The leverage in copy trading is in the wallet selection, not the execution. Pick three top-decile wallets and the platform earns its keep. Pick three random wallets and no platform on earth makes it work.

What this is not

I am writing this as a quant, not a marketer, so the disclaimers are not legal boilerplate. They are statements I genuinely believe to be true.

How to think about whether this is worth your capital

The simplest decision framework is to ask whether the median outcome at your capital scale makes the time and subscription cost worth it. For $500 of capital and the Free view-only tier, the math is easy — you have nothing at stake and you are learning. For $5,000 of capital at the median (+22%, ~$1,100/year), Pro at $299/month is $3,588/year — not the right fit unless you scale up. For $5,000 at the 75th percentile (+39%, ~$1,950), it is close to break-even on platform cost, which is again a reason to scale up rather than stay at this tier on a paid plan. For $25,000+, the median return covers the platform cost three to five times over with room left.

This is a deliberately honest sizing argument and it is the one I would make to a friend asking the same question. The product is worth its monthly cost above roughly $20,000 of working capital. Below that, the Free tier and the patience to scale up are the right play; the paid tiers earn their keep once your size starts to capture the deeper-depth fills the executor is optimised for. Details are on the billing page; the free tier never expires.

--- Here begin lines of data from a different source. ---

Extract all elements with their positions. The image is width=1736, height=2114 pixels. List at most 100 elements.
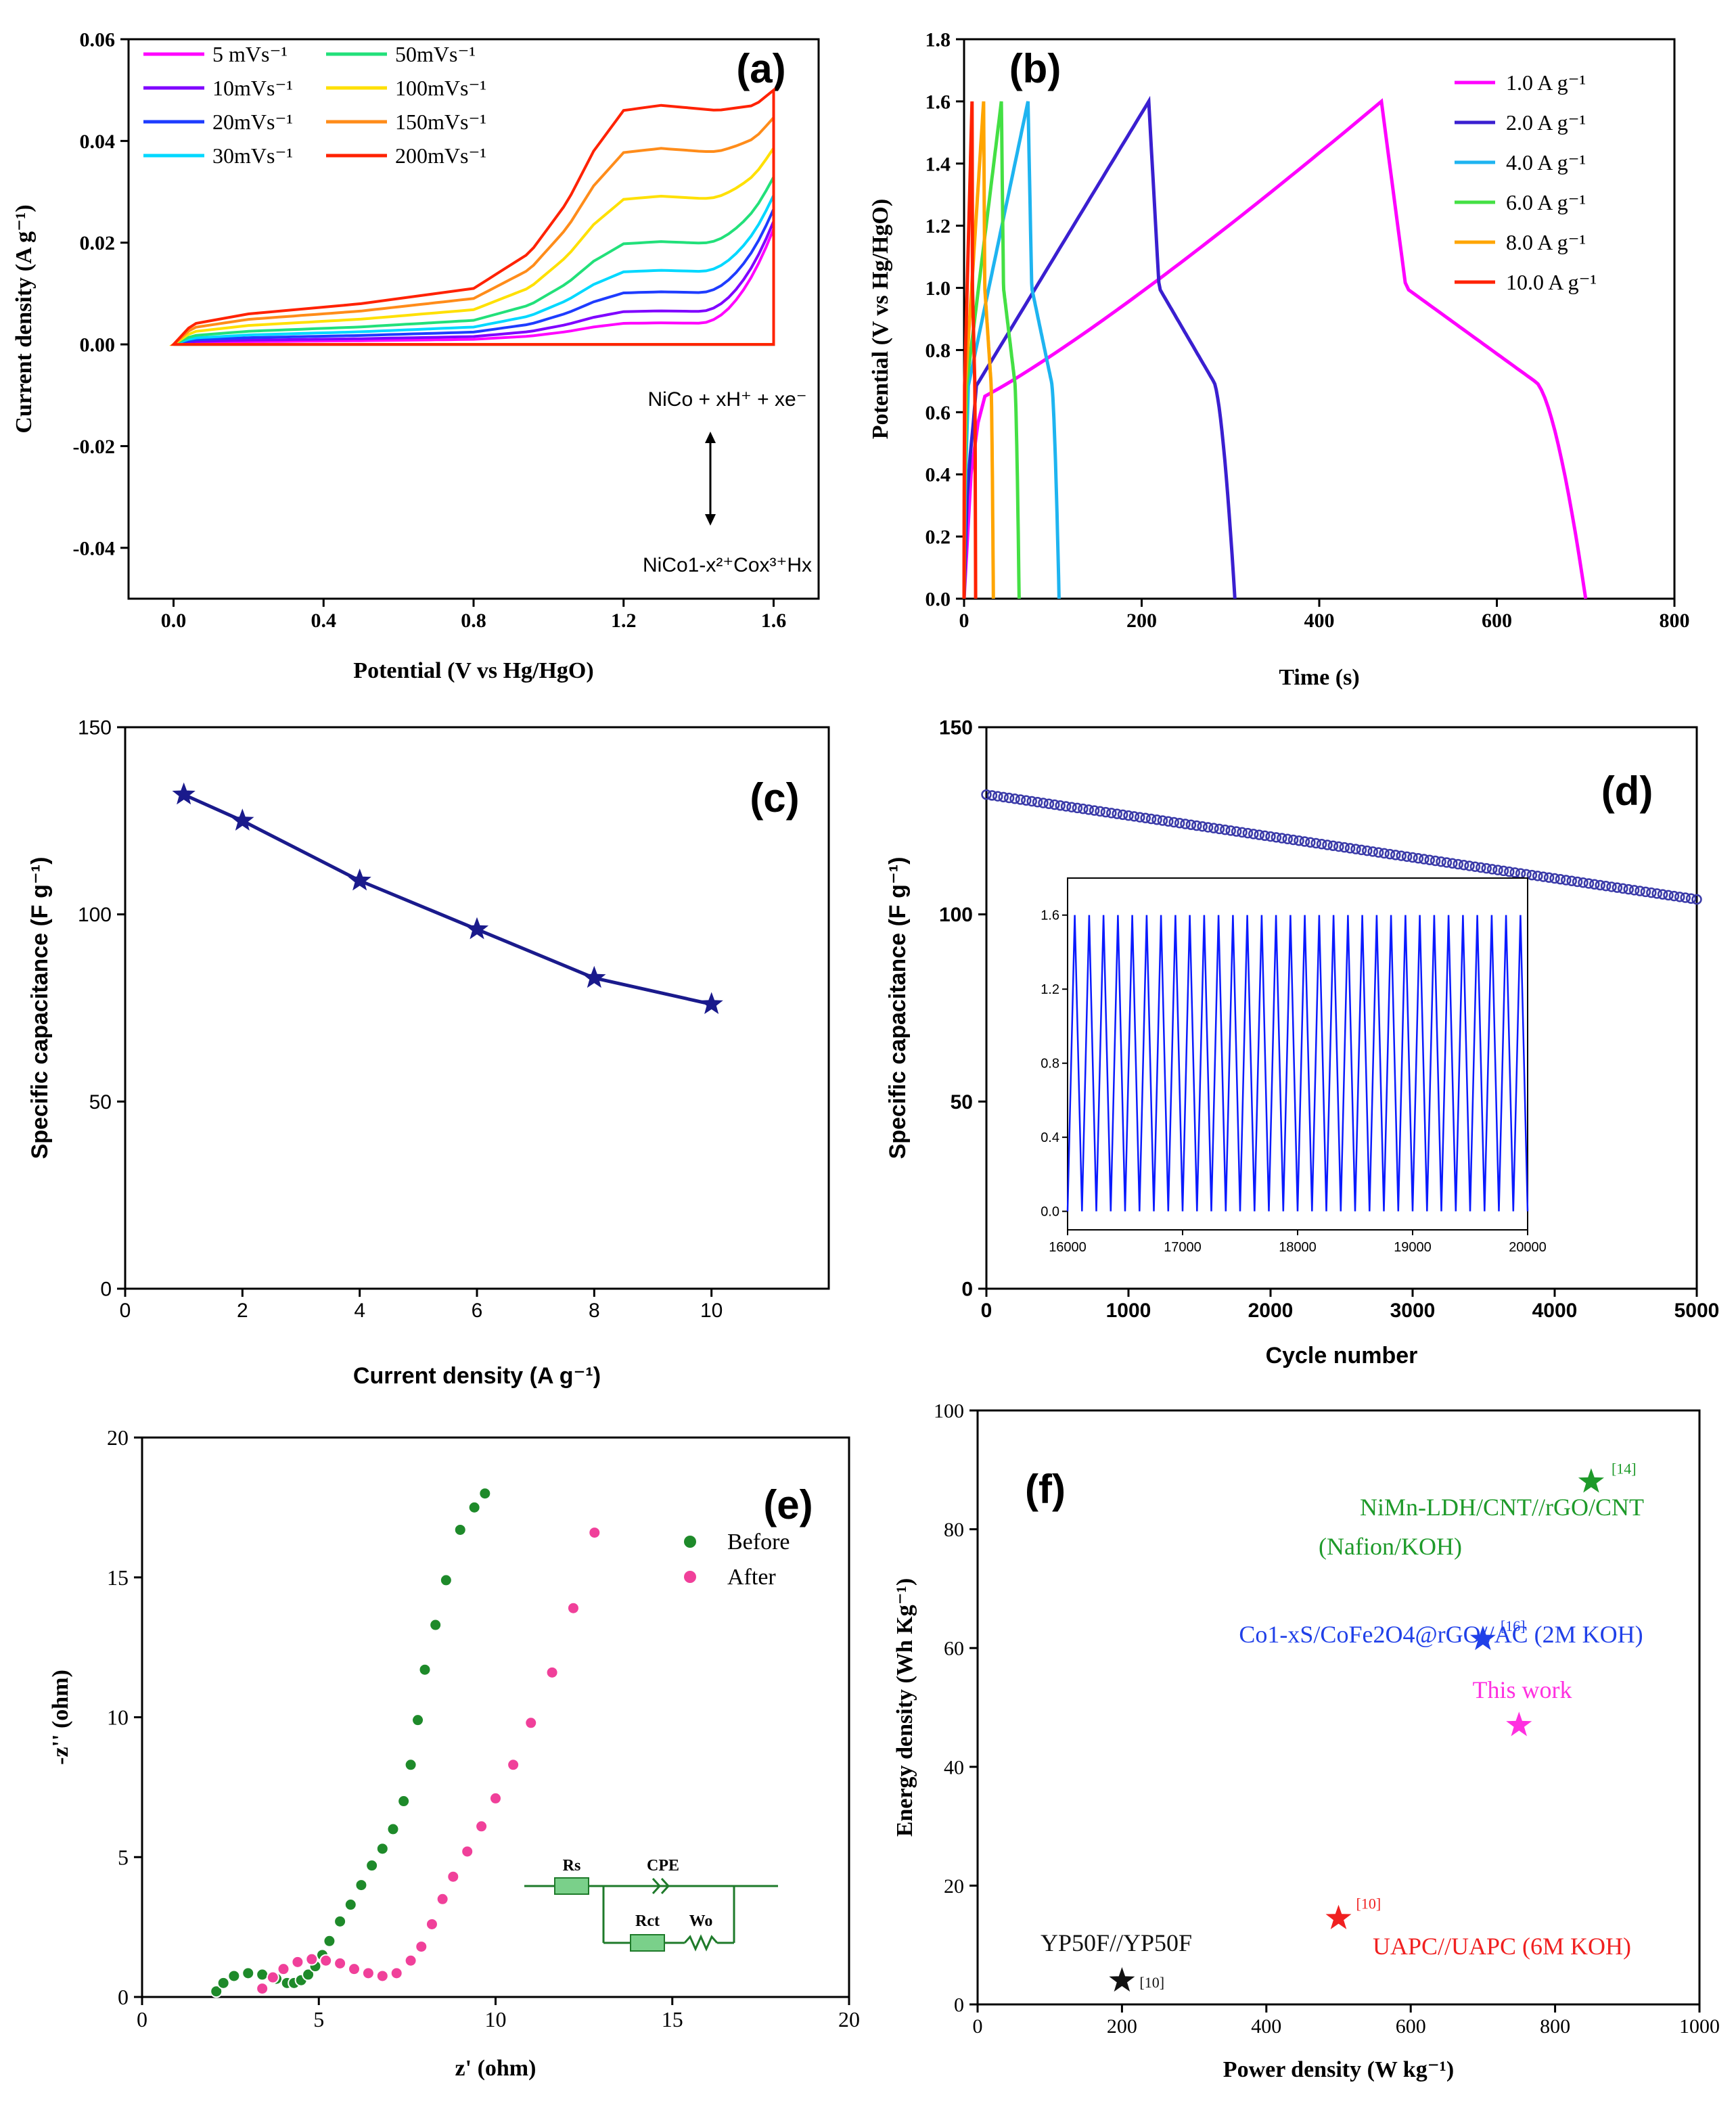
nyquist-point bbox=[227, 1969, 241, 1983]
x-tick-label: 3000 bbox=[1390, 1300, 1436, 1322]
cycle-points bbox=[981, 789, 1702, 905]
inset-gcd-wave bbox=[1066, 915, 1529, 1212]
y-tick-label: 0.2 bbox=[926, 526, 951, 549]
cycle-point bbox=[1430, 855, 1441, 867]
legend-marker bbox=[684, 1571, 696, 1583]
cycle-point bbox=[1419, 854, 1430, 865]
capacitance-point-3 bbox=[465, 917, 489, 940]
cycle-point bbox=[1538, 871, 1549, 882]
nyquist-point bbox=[291, 1955, 304, 1969]
y-tick-label: 0.00 bbox=[80, 334, 116, 357]
cycle-point bbox=[1362, 845, 1373, 856]
cycle-point bbox=[1123, 810, 1134, 821]
capacitance-point-2 bbox=[348, 868, 371, 891]
legend-label: 20mVs⁻¹ bbox=[212, 110, 293, 134]
legend-label: 10.0 A g⁻¹ bbox=[1506, 270, 1597, 294]
cycle-point bbox=[1128, 811, 1140, 822]
x-tick-label: 200 bbox=[1107, 2015, 1137, 2038]
x-tick-label: 20 bbox=[838, 2007, 860, 2031]
nyquist-point bbox=[425, 1917, 438, 1931]
cycle-point bbox=[1595, 879, 1605, 891]
inset-frame bbox=[1067, 877, 1528, 1231]
ragone-label: YP50F//YP50F bbox=[1041, 1929, 1192, 1956]
cycle-point bbox=[1367, 846, 1378, 857]
x-tick-label: 1000 bbox=[1679, 2015, 1720, 2038]
cycle-point bbox=[1646, 887, 1657, 898]
y-axis-label: Potential (V vs Hg/HgO) bbox=[868, 199, 893, 439]
resistor-rct bbox=[630, 1934, 665, 1952]
nyquist-point bbox=[439, 1573, 453, 1587]
cycle-point bbox=[1322, 840, 1333, 850]
cycle-point bbox=[1078, 803, 1089, 814]
nyquist-point bbox=[475, 1820, 488, 1833]
nyquist-point bbox=[436, 1892, 449, 1906]
cycle-point bbox=[1390, 850, 1401, 860]
x-tick-label: 800 bbox=[1540, 2015, 1570, 2038]
plot-frame bbox=[124, 726, 830, 1290]
ragone-point-0 bbox=[1578, 1468, 1604, 1493]
legend-label: Before bbox=[727, 1530, 790, 1555]
cv-series-5 bbox=[168, 143, 775, 346]
gcd-series-0 bbox=[962, 98, 1588, 599]
x-tick-label: 0.8 bbox=[461, 610, 486, 632]
cycle-point bbox=[1145, 813, 1157, 825]
cycle-point bbox=[1015, 794, 1026, 805]
inset-x-tick-label: 16000 bbox=[1049, 1240, 1087, 1255]
cycle-point bbox=[1294, 835, 1304, 846]
cycle-point bbox=[1628, 885, 1640, 896]
ragone-point-3 bbox=[1325, 1904, 1352, 1929]
nyquist-point bbox=[361, 1967, 375, 1980]
cycle-point bbox=[1344, 843, 1356, 854]
nyquist-point bbox=[524, 1716, 538, 1730]
nyquist-point bbox=[302, 1968, 315, 1981]
cycle-point bbox=[1401, 851, 1413, 863]
nyquist-point bbox=[588, 1526, 601, 1540]
cycle-point bbox=[1612, 882, 1623, 893]
x-tick-label: 600 bbox=[1396, 2015, 1426, 2038]
y-tick-label: 80 bbox=[944, 1519, 964, 1541]
legend-label: 200mVs⁻¹ bbox=[395, 143, 486, 168]
cycle-point bbox=[1259, 830, 1271, 842]
cycle-point bbox=[1436, 856, 1446, 867]
y-tick-label: 1.8 bbox=[926, 29, 951, 51]
y-tick-label: 0.6 bbox=[926, 402, 951, 424]
legend-label: 150mVs⁻¹ bbox=[395, 110, 486, 134]
x-tick-label: 2 bbox=[237, 1300, 248, 1322]
capacitance-point-5 bbox=[700, 992, 723, 1014]
cycle-point bbox=[986, 790, 998, 801]
cycle-point bbox=[1174, 817, 1185, 829]
cycle-point bbox=[1623, 883, 1634, 895]
x-tick-label: 15 bbox=[662, 2007, 683, 2031]
cycle-point bbox=[1458, 859, 1469, 871]
nyquist-point bbox=[415, 1940, 428, 1954]
nyquist-point bbox=[256, 1982, 269, 1996]
panel-a: 0.0 0.4 0.8 1.2 1.6 -0.04 -0.02 0.00 0.02 0.04 0.0… bbox=[12, 29, 820, 683]
cycle-point bbox=[1618, 883, 1628, 894]
x-tick-label: 10 bbox=[485, 2007, 507, 2031]
cycle-point bbox=[1083, 804, 1094, 815]
x-tick-label: 0 bbox=[137, 2007, 147, 2031]
cycle-point bbox=[1396, 850, 1407, 861]
cycle-point bbox=[1589, 879, 1600, 890]
circuit-label-cpe: CPE bbox=[647, 1857, 679, 1875]
y-tick-label: 100 bbox=[939, 904, 973, 926]
cycle-point bbox=[1168, 817, 1179, 828]
cycle-point bbox=[1327, 840, 1339, 851]
panel-label: (f) bbox=[1025, 1467, 1066, 1512]
y-tick-label: 0.8 bbox=[926, 340, 951, 362]
cycle-point bbox=[1356, 844, 1367, 856]
x-tick-label: 600 bbox=[1482, 610, 1512, 632]
nyquist-point bbox=[447, 1870, 460, 1883]
y-tick-label: 0 bbox=[118, 1985, 129, 2009]
legend: 5 mVs⁻¹ 10mVs⁻¹ 20mVs⁻¹ 30mVs⁻¹ 50mVs⁻¹ 100mV… bbox=[143, 42, 486, 168]
nyquist-point bbox=[545, 1665, 559, 1679]
inset-y-tick-label: 0.4 bbox=[1041, 1130, 1059, 1145]
legend-label: 1.0 A g⁻¹ bbox=[1506, 70, 1586, 95]
cycle-point bbox=[1543, 872, 1555, 883]
cycle-point bbox=[1532, 871, 1543, 881]
cycle-point bbox=[1316, 838, 1327, 850]
nyquist-point bbox=[266, 1971, 279, 1984]
cycle-point bbox=[1424, 854, 1435, 866]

Frequently asked questions

How much can you make copy trading Polymarket in a year?

The median 12-month return across vetted subscriber accounts in the year ending May 2026 was +14 percent on $500 starter capital, +22 percent on $5,000 active capital, and +26 percent on $50,000 serious capital. The 25th-to-75th-percentile bands ran roughly from negative 6 percent to positive 44 percent depending on capital scale. These are descriptive of what happened, not projections.

Is Polymarket copy trading profitable?

On average yes, but the distribution has real losing tails. About 25 percent of subscribers lost money over the 12-month window, primarily because they followed wallets with low composite scores or pulled capital after a normal drawdown. Profitability tracks two things tightly: the quality of the wallet basket and the discipline to leave the configuration alone through monthly variance.

How much capital do I need to start copy trading Polymarket?

$500 is enough to learn the workflow with the Free tier; we recommend treating it as tuition rather than a serious return target. $5,000 is the threshold at which slippage stops dominating the math and copy trading starts to feel like a real allocation. $25,000 is where the paid tiers (Pro at $299, Elite at $499) earn their monthly cost in median return.

What is the biggest risk in Polymarket copy trading?

The largest source of P&L underperformance in our 12-month dataset is following wallets with low composite scores — not bad execution, not bad timing, not bad luck. Subscribers who filtered by composite score above 0.78 outperformed those who filtered above 0.40 by roughly 18 percentage points over the year. Wallet selection is the leverage; everything else is implementation.

How long does it take before copy trading on Polymarket pays back?

Median subscriber pays back the first month of platform cost within 30 to 60 days at $5,000 of capital, and within 14 to 21 days at $25,000. The exact timing depends on which categories the followed leaders trade; sports specialists turn capital faster and pay back faster, election specialists hold longer and pay back in larger but rarer steps.